Troopers spokeswoman Megan Peters said in an email Tuesday morning that Iloilo has not yet been arrested on the charges announced Monday.

"He is not in custody," Peters wrote. "A warrant has been issued."

According to a criminal complaint against Iloilo written by trooper David Eastwood-Koleszar, troopers were first alerted to the crash at about 8 p.m. June 14 by Village Public Safety Officer William Dushkin. Investigators weren't immediately able to reach Atka, but Dushkin conducted an interview with Iloilo prior to their arrival.

"VPSO Dushkin stated that in his interview with Sonny, he stated that he was the driver of the vehicle and that he had consumed two beers and four shots before driving the vehicle," Eastwood-Koleszar wrote.

Dushkin told troopers that Iloilo provided a breath sample with a breath alcohol content of .185. Alaska's legal limit for DUI is .08.

Earlier flights carrying troopers to Atka had been blocked by weather, but investigators were able to reach the island community Thursday morning.

A witness to the events just before the crash, Toni Tuga, told troopers that Iloilo had arrived at the fish plant with "a strong odor of alcohol" on him to drive people to dinner, according to the complaint. As the other passengers boarded, Iloilo offered Tuga a ride, but she declined because she had to make a phone call.

"Sonny told her OK and left with (the other passengers) at a high rate of speed causing a cloud of dust on the dirt road," Eastwood-Koleszar wrote. "Toni stated Sonny had a habit of speeding. Toni stated the crash happened immediately after (they) departed."
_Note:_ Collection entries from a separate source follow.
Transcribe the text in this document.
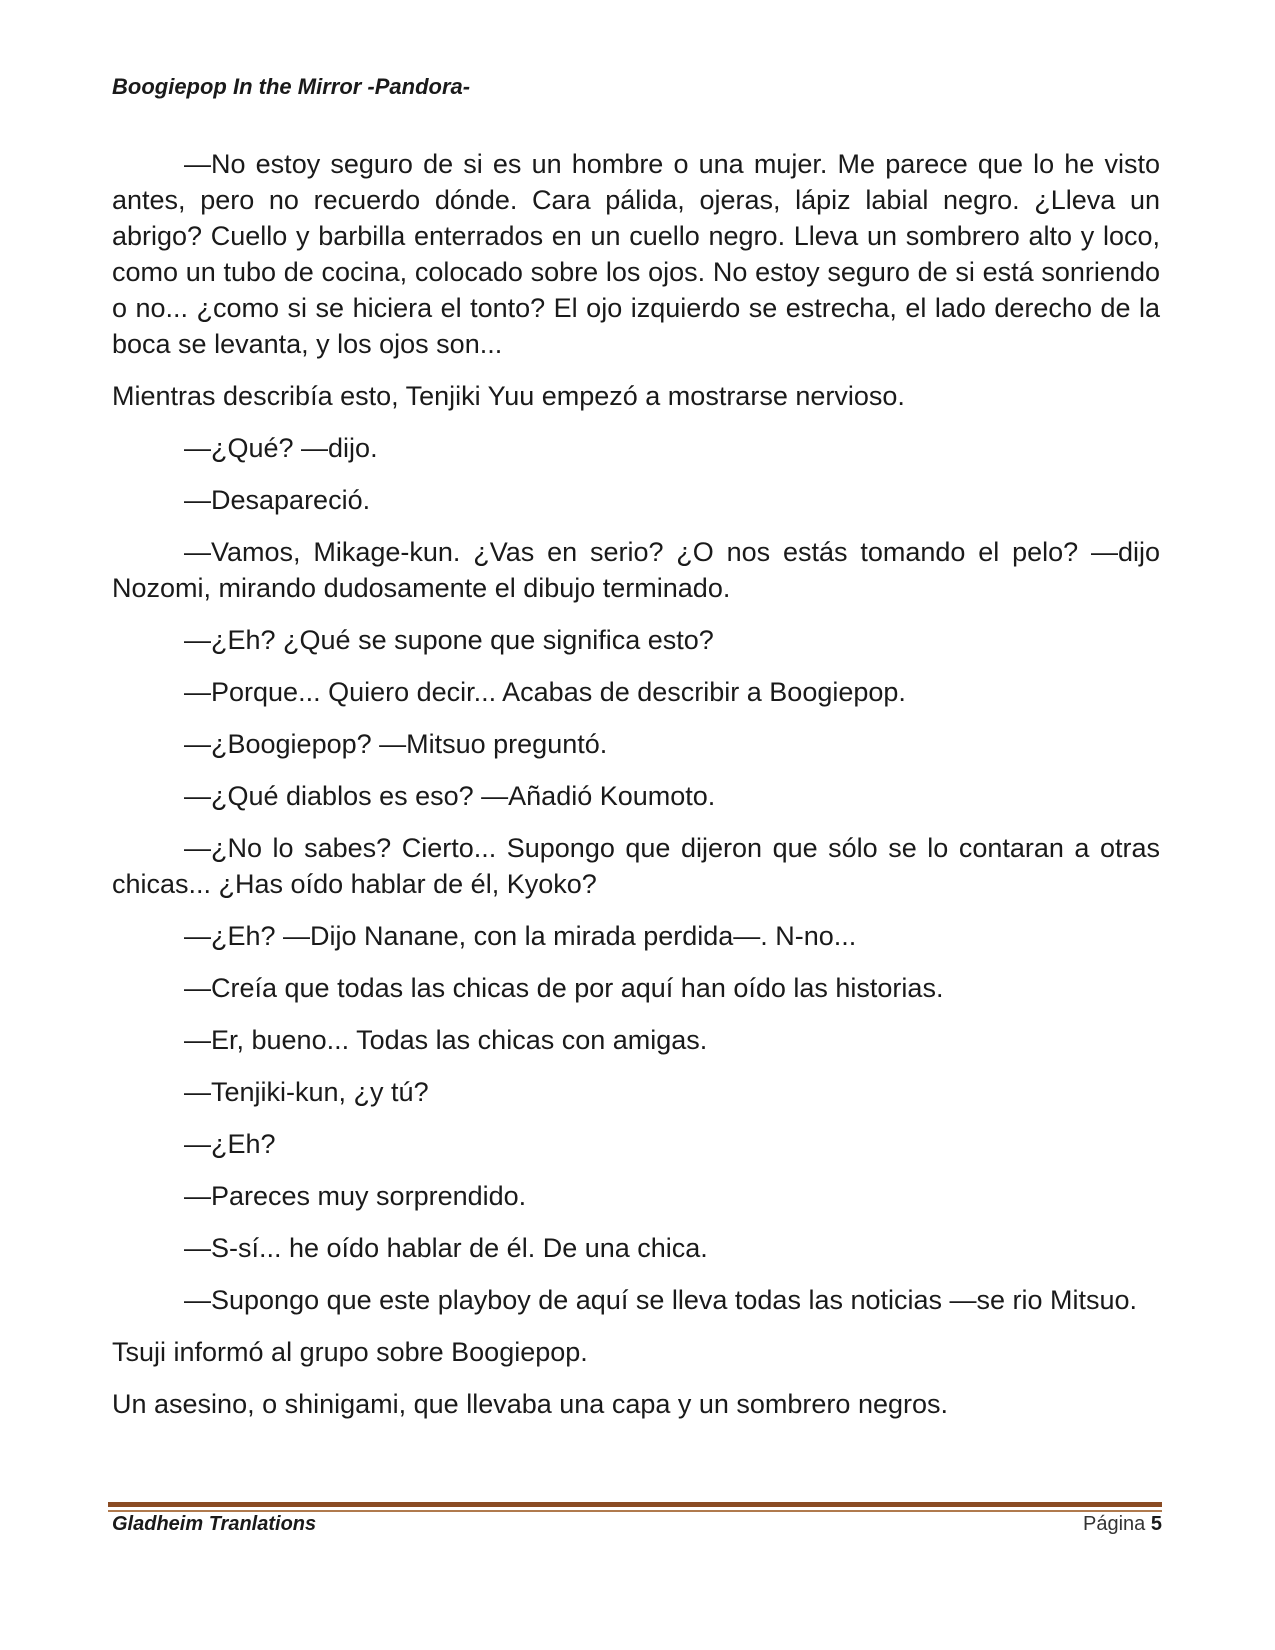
Boogiepop In the Mirror -Pandora-

—No estoy seguro de si es un hombre o una mujer. Me parece que lo he visto antes, pero no recuerdo dónde. Cara pálida, ojeras, lápiz labial negro. ¿Lleva un abrigo? Cuello y barbilla enterrados en un cuello negro. Lleva un sombrero alto y loco, como un tubo de cocina, colocado sobre los ojos. No estoy seguro de si está sonriendo o no... ¿como si se hiciera el tonto? El ojo izquierdo se estrecha, el lado derecho de la boca se levanta, y los ojos son...

Mientras describía esto, Tenjiki Yuu empezó a mostrarse nervioso.

—¿Qué? —dijo.

—Desapareció.

—Vamos, Mikage-kun. ¿Vas en serio? ¿O nos estás tomando el pelo? —dijo Nozomi, mirando dudosamente el dibujo terminado.

—¿Eh? ¿Qué se supone que significa esto?

—Porque... Quiero decir... Acabas de describir a Boogiepop.

—¿Boogiepop? —Mitsuo preguntó.

—¿Qué diablos es eso? —Añadió Koumoto.

—¿No lo sabes? Cierto... Supongo que dijeron que sólo se lo contaran a otras chicas... ¿Has oído hablar de él, Kyoko?

—¿Eh? —Dijo Nanane, con la mirada perdida—. N-no...

—Creía que todas las chicas de por aquí han oído las historias.

—Er, bueno... Todas las chicas con amigas.

—Tenjiki-kun, ¿y tú?

—¿Eh?

—Pareces muy sorprendido.

—S-sí... he oído hablar de él. De una chica.

—Supongo que este playboy de aquí se lleva todas las noticias —se rio Mitsuo.

Tsuji informó al grupo sobre Boogiepop.

Un asesino, o shinigami, que llevaba una capa y un sombrero negros.

Gladheim Tranlations	Página 5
The crash occurred on a straight stretch of Atxax Way with a posted speed limit of 20 mph where the van had left the right side of the road headed northwest, the complaint says. Nobody in the van had been wearing seat belts.
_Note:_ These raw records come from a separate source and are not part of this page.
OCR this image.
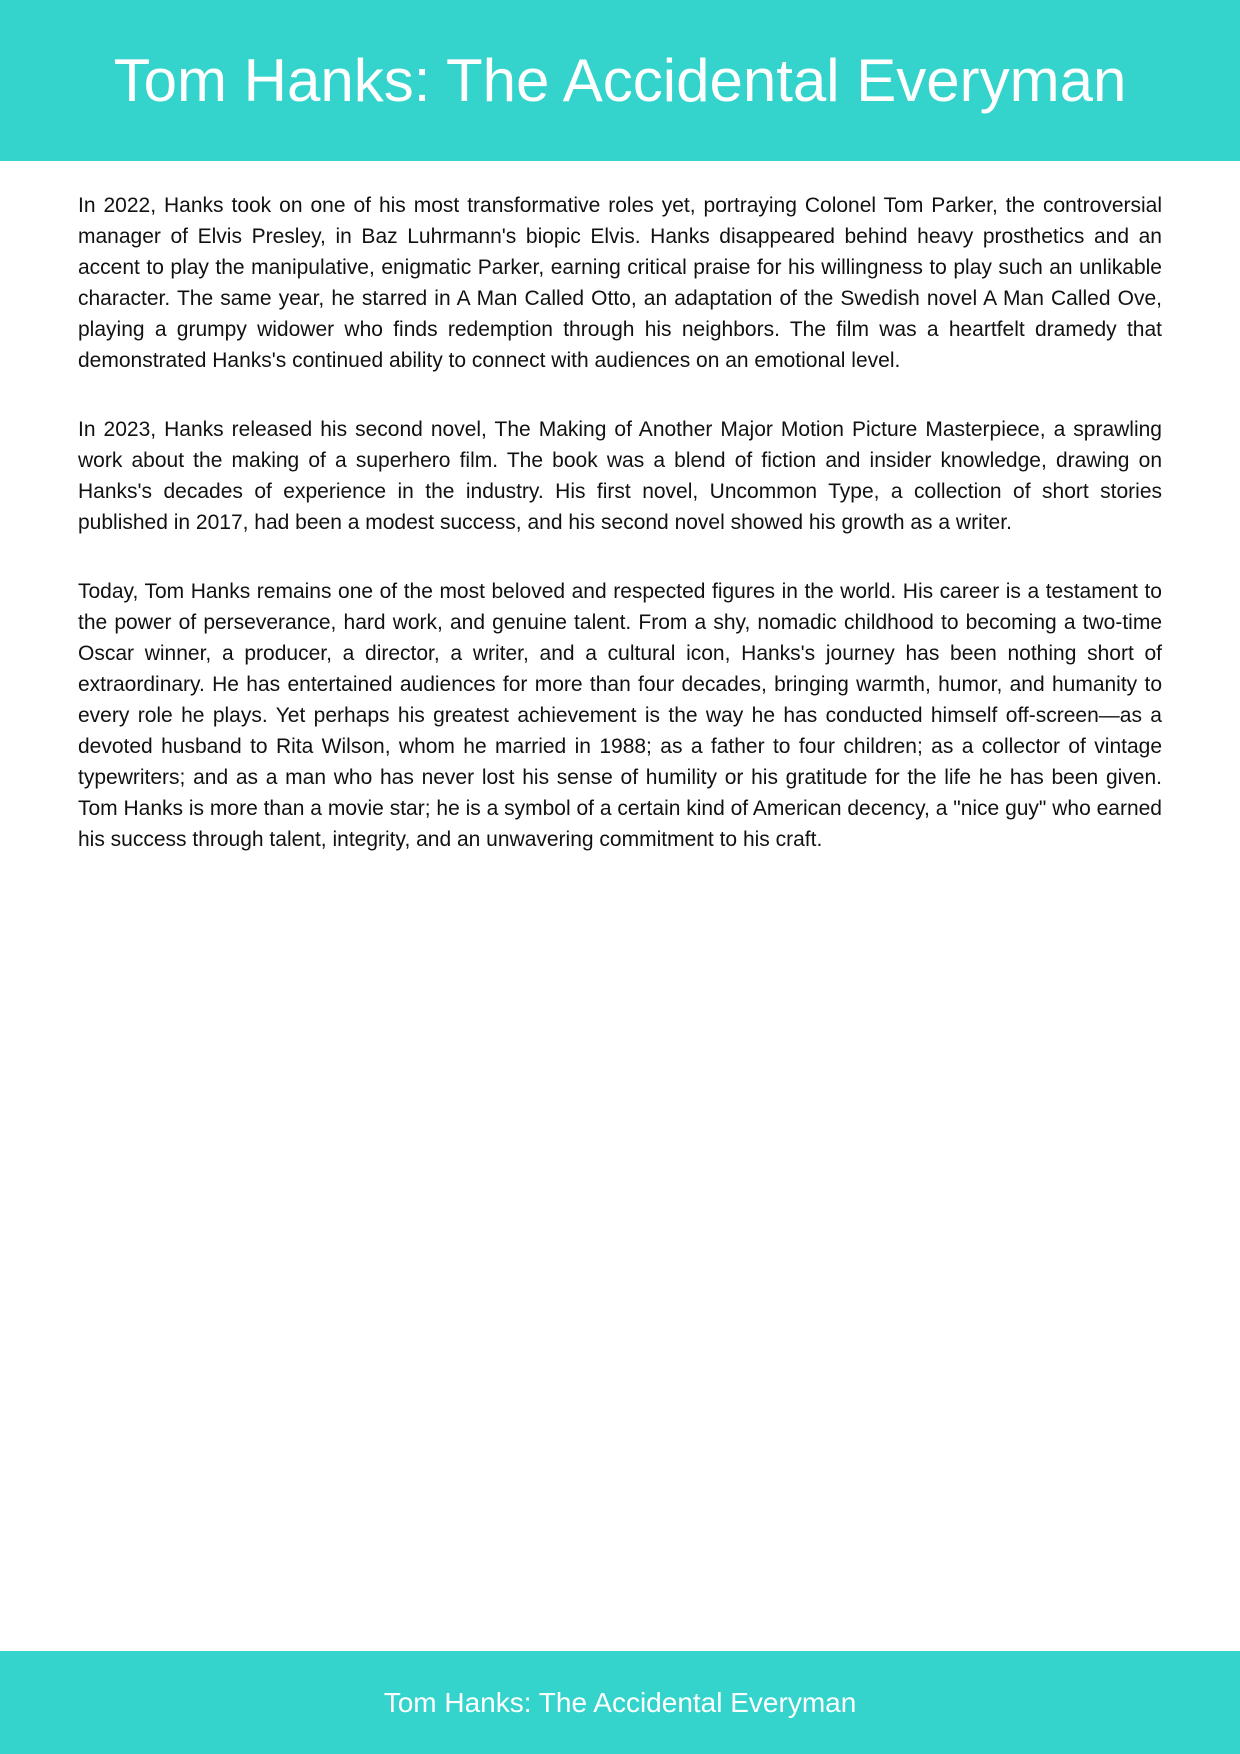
Tom Hanks: The Accidental Everyman

In 2022, Hanks took on one of his most transformative roles yet, portraying Colonel Tom Parker, the controversial manager of Elvis Presley, in Baz Luhrmann's biopic Elvis. Hanks disappeared behind heavy prosthetics and an accent to play the manipulative, enigmatic Parker, earning critical praise for his willingness to play such an unlikable character. The same year, he starred in A Man Called Otto, an adaptation of the Swedish novel A Man Called Ove, playing a grumpy widower who finds redemption through his neighbors. The film was a heartfelt dramedy that demonstrated Hanks's continued ability to connect with audiences on an emotional level.

In 2023, Hanks released his second novel, The Making of Another Major Motion Picture Masterpiece, a sprawling work about the making of a superhero film. The book was a blend of fiction and insider knowledge, drawing on Hanks's decades of experience in the industry. His first novel, Uncommon Type, a collection of short stories published in 2017, had been a modest success, and his second novel showed his growth as a writer.

Today, Tom Hanks remains one of the most beloved and respected figures in the world. His career is a testament to the power of perseverance, hard work, and genuine talent. From a shy, nomadic childhood to becoming a two-time Oscar winner, a producer, a director, a writer, and a cultural icon, Hanks's journey has been nothing short of extraordinary. He has entertained audiences for more than four decades, bringing warmth, humor, and humanity to every role he plays. Yet perhaps his greatest achievement is the way he has conducted himself off-screen—as a devoted husband to Rita Wilson, whom he married in 1988; as a father to four children; as a collector of vintage typewriters; and as a man who has never lost his sense of humility or his gratitude for the life he has been given. Tom Hanks is more than a movie star; he is a symbol of a certain kind of American decency, a "nice guy" who earned his success through talent, integrity, and an unwavering commitment to his craft.

Tom Hanks: The Accidental Everyman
"The driver then attempted to get back on the roadway, overcorrected the steering and as a result the vehicle rolled multiple times and also caused the front of the vehicle (to spin) approximately 180 degrees," Eastwood-Koleszar wrote.

Dushkin had initially reported at least one person dead at the scene of the crash as of 6 p.m. June 14, with McCullough, Nesbit and Tunohun all succumbing to their injuries by 8 p.m. that evening. An autopsy by the State Medical Examiner Office later found that all three men had suffered head or chest trauma in the crash.
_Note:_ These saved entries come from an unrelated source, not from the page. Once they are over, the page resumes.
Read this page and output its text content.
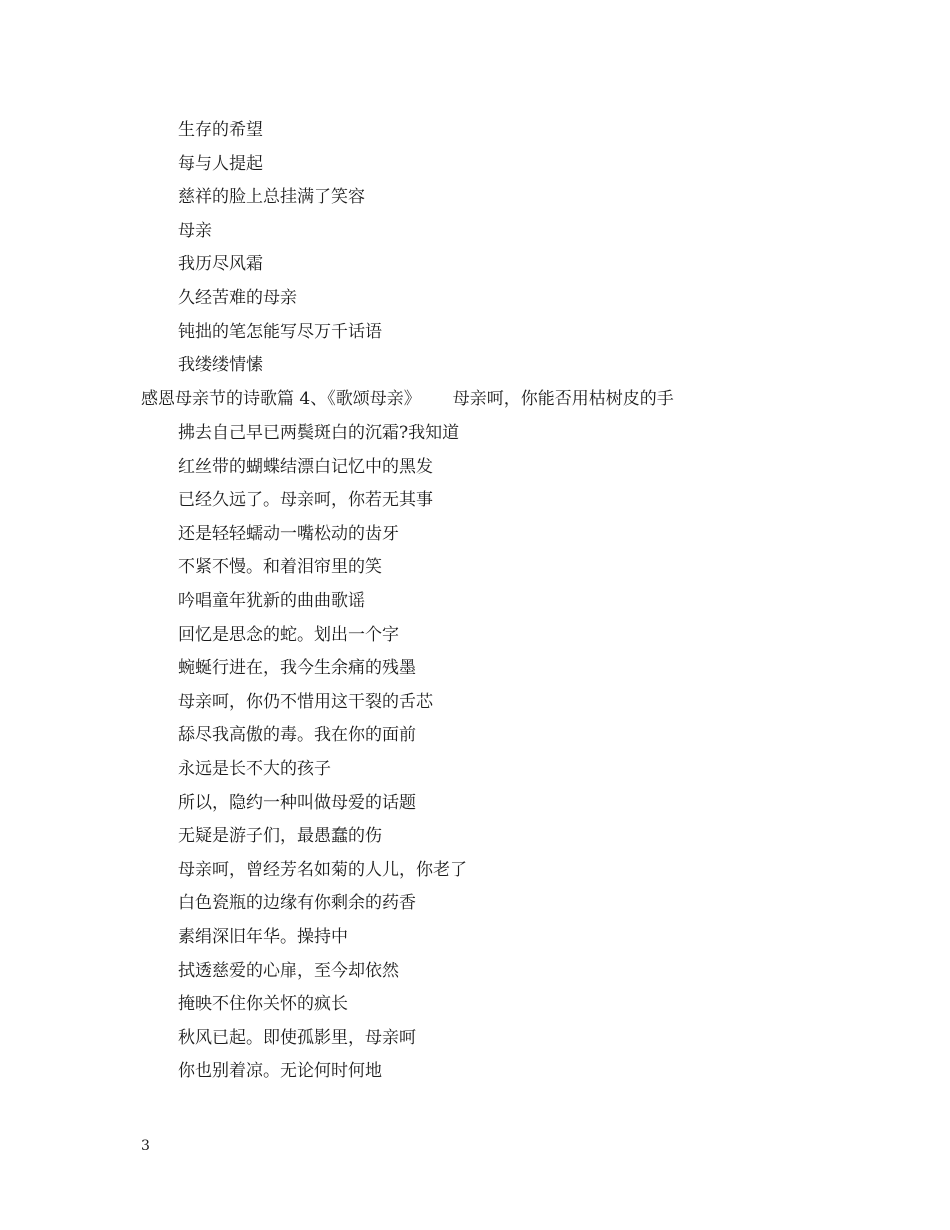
生存的希望
每与人提起
慈祥的脸上总挂满了笑容
母亲
我历尽风霜
久经苦难的母亲
钝拙的笔怎能写尽万千话语
我缕缕情愫
感恩母亲节的诗歌篇 4、《歌颂母亲》 母亲呵，你能否用枯树皮的手
拂去自己早已两鬓斑白的沉霜?我知道
红丝带的蝴蝶结漂白记忆中的黑发
已经久远了。母亲呵，你若无其事
还是轻轻蠕动一嘴松动的齿牙
不紧不慢。和着泪帘里的笑
吟唱童年犹新的曲曲歌谣
回忆是思念的蛇。划出一个字
蜿蜒行进在，我今生余痛的残墨
母亲呵，你仍不惜用这干裂的舌芯
舔尽我高傲的毒。我在你的面前
永远是长不大的孩子
所以，隐约一种叫做母爱的话题
无疑是游子们，最愚蠢的伤
母亲呵，曾经芳名如菊的人儿，你老了
白色瓷瓶的边缘有你剩余的药香
素绢深旧年华。操持中
拭透慈爱的心扉，至今却依然
掩映不住你关怀的疯长
秋风已起。即使孤影里，母亲呵
你也别着凉。无论何时何地
3
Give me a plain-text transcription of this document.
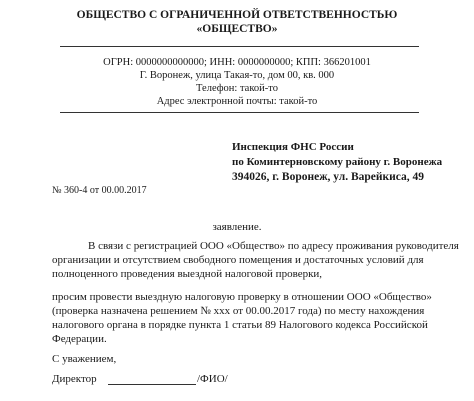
ОБЩЕСТВО С ОГРАНИЧЕННОЙ ОТВЕТСТВЕННОСТЬЮ
«ОБЩЕСТВО»
ОГРН: 0000000000000; ИНН: 0000000000; КПП: 366201001
Г. Воронеж, улица Такая-то, дом 00, кв. 000
Телефон: такой-то
Адрес электронной почты: такой-то
Инспекция ФНС России
по Коминтерновскому району г. Воронежа
394026, г. Воронеж, ул. Варейкиса, 49
№ 360-4 от 00.00.2017
заявление.
В связи с регистрацией ООО «Общество» по адресу проживания руководителя
организации и отсутствием свободного помещения и достаточных условий для
полноценного проведения выездной налоговой проверки,
просим провести выездную налоговую проверку в отношении ООО «Общество»
(проверка назначена решением № ххх от 00.00.2017 года) по месту нахождения
налогового органа в порядке пункта 1 статьи 89 Налогового кодекса Российской
Федерации.
С уважением,
Директор	/ФИО/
One survivor of the crash, 31-year-old Unalaska resident Jonathan Merculieff, initially declined medical treatment; he later told troopers he was traveling to Anchorage for treatment of broken ribs from the crash. The others were flown to Adak, where they were transferred to a Coast Guard plane that took them to Anchorage on Wednesday morning.

Ellen Krsnak, a spokeswoman for Atka Pride Seafoods operator Aleutian Pribilof Island Community Development Association, said grief counselors had traveled last week to Atka, where the seafood plant employs about 15 people. A counselor had also visited Anchorage to speak with company employees based there, as well as the survivors and their families.